I'm sad but not entirely surprised that the place closed. The key reasons given for the closing are the economy and high rent, which makes sense. But a number of major changes since 2006 probably didn't help either. Prices went up, the amazing and enchanting jungle village decor all but disappeared, their lapu-lapu shrank (a common problem when reaching age 65), and it was not uncommon for meals to be accompanied by modern rock music rather than something from the islands. Stu News Laguna is reporting that another key cause of the closure was the city cracking down on how late live music could be played. Of course, it wasn't that long ago that the place didn't have live music at all.

But even the watered down Royal Hawaiian was far better than no Royal Hawaiian at all, and it will be missed.
There are articles about the restaurant's closure in both the L.A. Times and the O.C. Register.

The placemat at the top of today's post is from the late 1940s and was given by Royal Hawaiian owner Junior Cabang to the guys at Oceanic Arts in Whittier. The illustrations of the restaurant immediately above and below are from the late 1940s or early 1950s. I wish I had photos of the old interior. It was  truly remarkable. At one point, the place was so popular that a second Royal Hawaiian was opened in Anaheim. It stood at 1025 S. Los Angeles St. (now Anaheim Blvd).

 The Royal Hawaiian's Facebook page reads, "It's with heavy hearts that we announce the closing of a Laguna Beach icon. After 65 years of business we served our last lapu lapu last night. We can't express how much gratitude we have for all of our guests, regulars and staff who have supported us."
The photo above shows two of the tikis by carver Andreas Bumatay that stood in front of the restaurant prior to it's remodeling in 2006. The photo below shows the Royal Hawaiian's back bar after the remodel.

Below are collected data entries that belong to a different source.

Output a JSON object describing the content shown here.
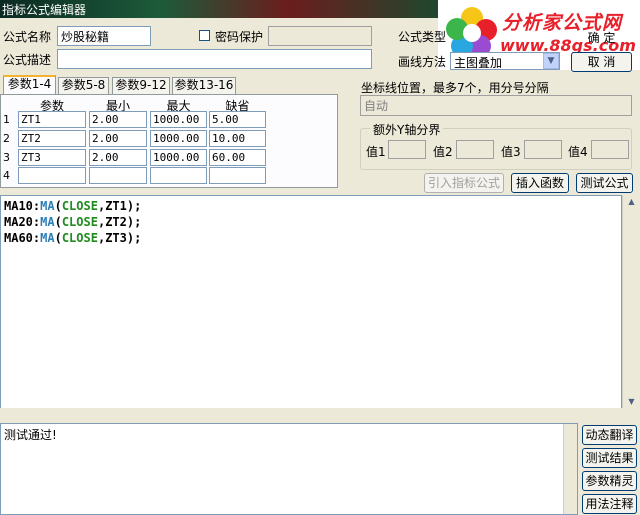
{
  "window": {
    "title": "指标公式编辑器"
  },
  "logo": {
    "brand": "分析家公式网",
    "url": "www.88gs.com"
  },
  "form": {
    "name_label": "公式名称",
    "name_value": "炒股秘籍",
    "password_label": "密码保护",
    "password_value": "",
    "type_label": "公式类型",
    "desc_label": "公式描述",
    "desc_value": "",
    "draw_label": "画线方法",
    "draw_value": "主图叠加",
    "ok_label": "确 定",
    "cancel_label": "取 消"
  },
  "tabs": [
    "参数1-4",
    "参数5-8",
    "参数9-12",
    "参数13-16"
  ],
  "params": {
    "headers": [
      "参数",
      "最小",
      "最大",
      "缺省"
    ],
    "rows": [
      {
        "n": "1",
        "name": "ZT1",
        "min": "2.00",
        "max": "1000.00",
        "def": "5.00"
      },
      {
        "n": "2",
        "name": "ZT2",
        "min": "2.00",
        "max": "1000.00",
        "def": "10.00"
      },
      {
        "n": "3",
        "name": "ZT3",
        "min": "2.00",
        "max": "1000.00",
        "def": "60.00"
      },
      {
        "n": "4",
        "name": "",
        "min": "",
        "max": "",
        "def": ""
      }
    ]
  },
  "axis": {
    "label": "坐标线位置，最多7个，用分号分隔",
    "value": "自动",
    "group_label": "额外Y轴分界",
    "v1": "值1",
    "v2": "值2",
    "v3": "值3",
    "v4": "值4"
  },
  "actions": {
    "import": "引入指标公式",
    "insert": "插入函数",
    "test": "测试公式"
  },
  "code": [
    {
      "var": "MA10",
      "fn": "MA",
      "arg": "CLOSE",
      "param": "ZT1"
    },
    {
      "var": "MA20",
      "fn": "MA",
      "arg": "CLOSE",
      "param": "ZT2"
    },
    {
      "var": "MA60",
      "fn": "MA",
      "arg": "CLOSE",
      "param": "ZT3"
    }
  ],
  "output": {
    "text": "测试通过!"
  },
  "side_buttons": [
    "动态翻译",
    "测试结果",
    "参数精灵",
    "用法注释"
  ]
}
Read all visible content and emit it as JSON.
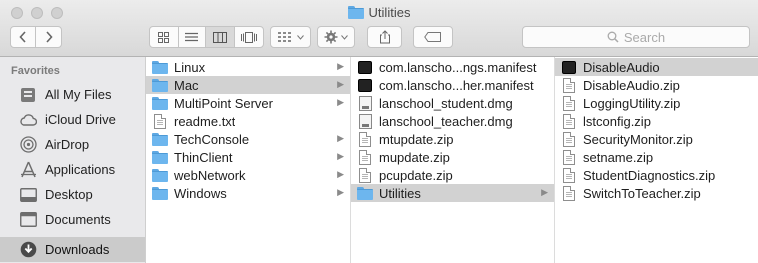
{
  "window": {
    "title": "Utilities"
  },
  "toolbar": {
    "back_icon": "chevron-left-icon",
    "forward_icon": "chevron-right-icon",
    "view_modes": [
      "icon-view-icon",
      "list-view-icon",
      "column-view-icon",
      "cover-flow-view-icon"
    ],
    "active_view": "column-view-icon",
    "arrange_icon": "arrange-grid-icon",
    "action_icon": "gear-icon",
    "share_icon": "share-icon",
    "tags_icon": "tag-icon",
    "search_placeholder": "Search"
  },
  "sidebar": {
    "heading": "Favorites",
    "items": [
      {
        "label": "All My Files",
        "icon": "all-files-icon"
      },
      {
        "label": "iCloud Drive",
        "icon": "cloud-icon"
      },
      {
        "label": "AirDrop",
        "icon": "airdrop-icon"
      },
      {
        "label": "Applications",
        "icon": "applications-icon"
      },
      {
        "label": "Desktop",
        "icon": "desktop-icon"
      },
      {
        "label": "Documents",
        "icon": "documents-icon"
      },
      {
        "label": "Downloads",
        "icon": "downloads-icon",
        "selected": true
      }
    ]
  },
  "columns": [
    {
      "items": [
        {
          "name": "Linux",
          "kind": "folder",
          "arrow": true
        },
        {
          "name": "Mac",
          "kind": "folder",
          "arrow": true,
          "selected": true
        },
        {
          "name": "MultiPoint Server",
          "kind": "folder",
          "arrow": true
        },
        {
          "name": "readme.txt",
          "kind": "doc"
        },
        {
          "name": "TechConsole",
          "kind": "folder",
          "arrow": true
        },
        {
          "name": "ThinClient",
          "kind": "folder",
          "arrow": true
        },
        {
          "name": "webNetwork",
          "kind": "folder",
          "arrow": true
        },
        {
          "name": "Windows",
          "kind": "folder",
          "arrow": true
        }
      ]
    },
    {
      "items": [
        {
          "name": "com.lanscho...ngs.manifest",
          "kind": "black"
        },
        {
          "name": "com.lanscho...her.manifest",
          "kind": "black"
        },
        {
          "name": "lanschool_student.dmg",
          "kind": "dmg"
        },
        {
          "name": "lanschool_teacher.dmg",
          "kind": "dmg"
        },
        {
          "name": "mtupdate.zip",
          "kind": "doc"
        },
        {
          "name": "mupdate.zip",
          "kind": "doc"
        },
        {
          "name": "pcupdate.zip",
          "kind": "doc"
        },
        {
          "name": "Utilities",
          "kind": "folder",
          "arrow": true,
          "selected": true
        }
      ]
    },
    {
      "items": [
        {
          "name": "DisableAudio",
          "kind": "black",
          "selected": true
        },
        {
          "name": "DisableAudio.zip",
          "kind": "doc"
        },
        {
          "name": "LoggingUtility.zip",
          "kind": "doc"
        },
        {
          "name": "lstconfig.zip",
          "kind": "doc"
        },
        {
          "name": "SecurityMonitor.zip",
          "kind": "doc"
        },
        {
          "name": "setname.zip",
          "kind": "doc"
        },
        {
          "name": "StudentDiagnostics.zip",
          "kind": "doc"
        },
        {
          "name": "SwitchToTeacher.zip",
          "kind": "doc"
        }
      ]
    }
  ],
  "colors": {
    "folder_blue": "#6db6ee",
    "selection_gray": "#d2d2d2",
    "sidebar_bg": "#e9e9eb"
  }
}
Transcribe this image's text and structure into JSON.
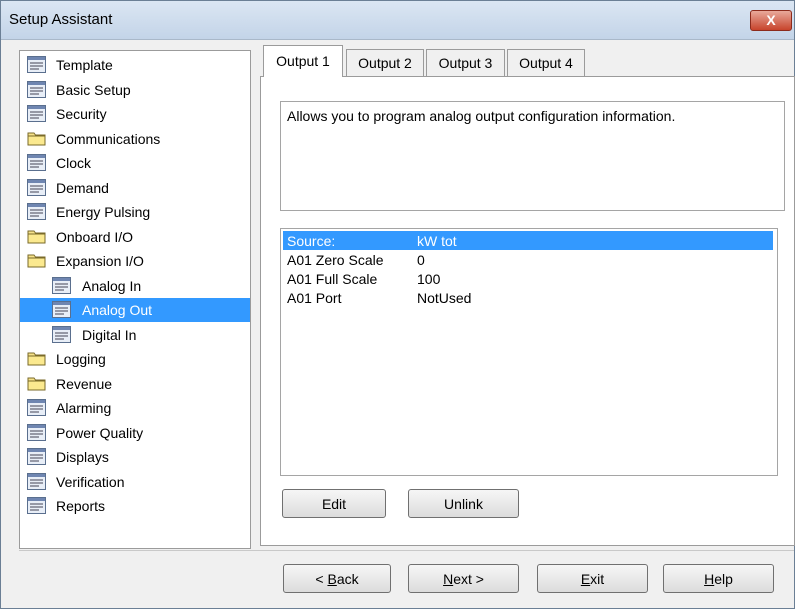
{
  "window": {
    "title": "Setup Assistant",
    "close_glyph": "X"
  },
  "tree": {
    "items": [
      {
        "label": "Template",
        "icon": "form-icon",
        "indent": 0,
        "selected": false
      },
      {
        "label": "Basic Setup",
        "icon": "form-icon",
        "indent": 0,
        "selected": false
      },
      {
        "label": "Security",
        "icon": "form-icon",
        "indent": 0,
        "selected": false
      },
      {
        "label": "Communications",
        "icon": "folder-icon",
        "indent": 0,
        "selected": false
      },
      {
        "label": "Clock",
        "icon": "form-icon",
        "indent": 0,
        "selected": false
      },
      {
        "label": "Demand",
        "icon": "form-icon",
        "indent": 0,
        "selected": false
      },
      {
        "label": "Energy Pulsing",
        "icon": "form-icon",
        "indent": 0,
        "selected": false
      },
      {
        "label": "Onboard I/O",
        "icon": "folder-icon",
        "indent": 0,
        "selected": false
      },
      {
        "label": "Expansion I/O",
        "icon": "folder-icon",
        "indent": 0,
        "selected": false
      },
      {
        "label": "Analog In",
        "icon": "form-icon",
        "indent": 1,
        "selected": false
      },
      {
        "label": "Analog Out",
        "icon": "form-icon",
        "indent": 1,
        "selected": true
      },
      {
        "label": "Digital In",
        "icon": "form-icon",
        "indent": 1,
        "selected": false
      },
      {
        "label": "Logging",
        "icon": "folder-icon",
        "indent": 0,
        "selected": false
      },
      {
        "label": "Revenue",
        "icon": "folder-icon",
        "indent": 0,
        "selected": false
      },
      {
        "label": "Alarming",
        "icon": "form-icon",
        "indent": 0,
        "selected": false
      },
      {
        "label": "Power Quality",
        "icon": "form-icon",
        "indent": 0,
        "selected": false
      },
      {
        "label": "Displays",
        "icon": "form-icon",
        "indent": 0,
        "selected": false
      },
      {
        "label": "Verification",
        "icon": "form-icon",
        "indent": 0,
        "selected": false
      },
      {
        "label": "Reports",
        "icon": "form-icon",
        "indent": 0,
        "selected": false
      }
    ]
  },
  "tabs": [
    {
      "label": "Output 1",
      "active": true
    },
    {
      "label": "Output 2",
      "active": false
    },
    {
      "label": "Output 3",
      "active": false
    },
    {
      "label": "Output 4",
      "active": false
    }
  ],
  "description": "Allows you to program analog output configuration information.",
  "properties": [
    {
      "name": "Source:",
      "value": "kW tot",
      "selected": true
    },
    {
      "name": "A01 Zero Scale",
      "value": "0",
      "selected": false
    },
    {
      "name": "A01 Full Scale",
      "value": "100",
      "selected": false
    },
    {
      "name": "A01 Port",
      "value": "NotUsed",
      "selected": false
    }
  ],
  "panel_buttons": {
    "edit": "Edit",
    "unlink": "Unlink"
  },
  "nav_buttons": {
    "back": {
      "prefix": "< ",
      "accel": "B",
      "rest": "ack"
    },
    "next": {
      "accel": "N",
      "rest": "ext >"
    },
    "exit": {
      "accel": "E",
      "rest": "xit"
    },
    "help": {
      "accel": "H",
      "rest": "elp"
    }
  },
  "colors": {
    "selection": "#3399ff",
    "title_gradient_top": "#dbe6f3",
    "close_red": "#c7442c"
  }
}
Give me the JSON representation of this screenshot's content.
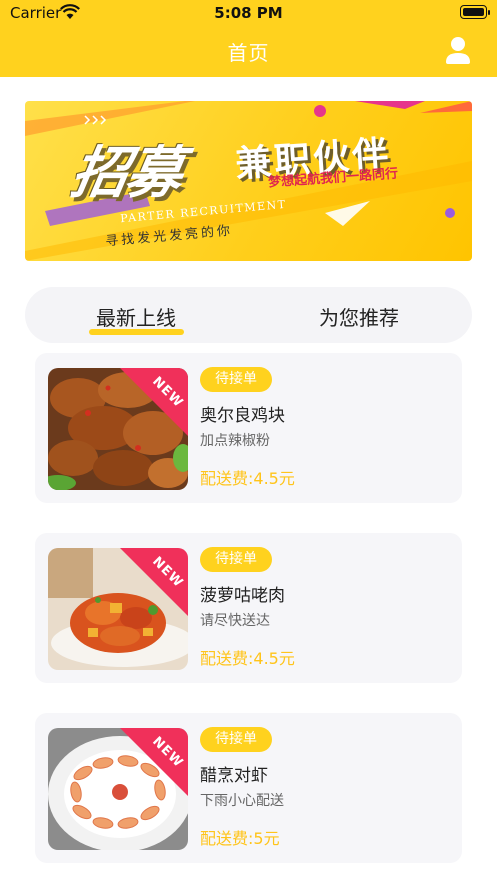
{
  "status_bar": {
    "carrier": "Carrier",
    "time": "5:08 PM"
  },
  "nav": {
    "title": "首页",
    "profile_icon": "user-icon"
  },
  "banner": {
    "title_main": "招募",
    "title_side": "兼职伙伴",
    "slogan": "梦想起航我们一路同行",
    "english": "PARTER RECRUITMENT",
    "tagline": "寻找发光发亮的你"
  },
  "tabs": [
    {
      "label": "最新上线",
      "active": true
    },
    {
      "label": "为您推荐",
      "active": false
    }
  ],
  "orders": [
    {
      "status": "待接单",
      "name": "奥尔良鸡块",
      "note": "加点辣椒粉",
      "fee": "配送费:4.5元",
      "ribbon": "NEW"
    },
    {
      "status": "待接单",
      "name": "菠萝咕咾肉",
      "note": "请尽快送达",
      "fee": "配送费:4.5元",
      "ribbon": "NEW"
    },
    {
      "status": "待接单",
      "name": "醋烹对虾",
      "note": "下雨小心配送",
      "fee": "配送费:5元",
      "ribbon": "NEW"
    }
  ],
  "colors": {
    "accent": "#FFD21E",
    "ribbon": "#F0305A",
    "fee": "#FFC41A",
    "card_bg": "#F6F6F9"
  }
}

It was probably the most visually interesting bit of the new stuff.
It's getting more and more difficult to get an authentic fix of Mid-Century tiki style in Orange County. Don the Beachcomber's (the former Sam's Seafood) in Sunset Beach and Disneyland's Enchanted Tiki Room are just about all that's left. (And the Disney version, while delightful, was always pretty,... Disneyfied.)

Like those "doomsday preppers" hiding guns and canned food in their lead-lined cellars while waiting for the apocalypse, perhaps I need to build my own authentic tiki room -- Insurance against the sad day when Orange County's last vintage tiki torch is snuffed out.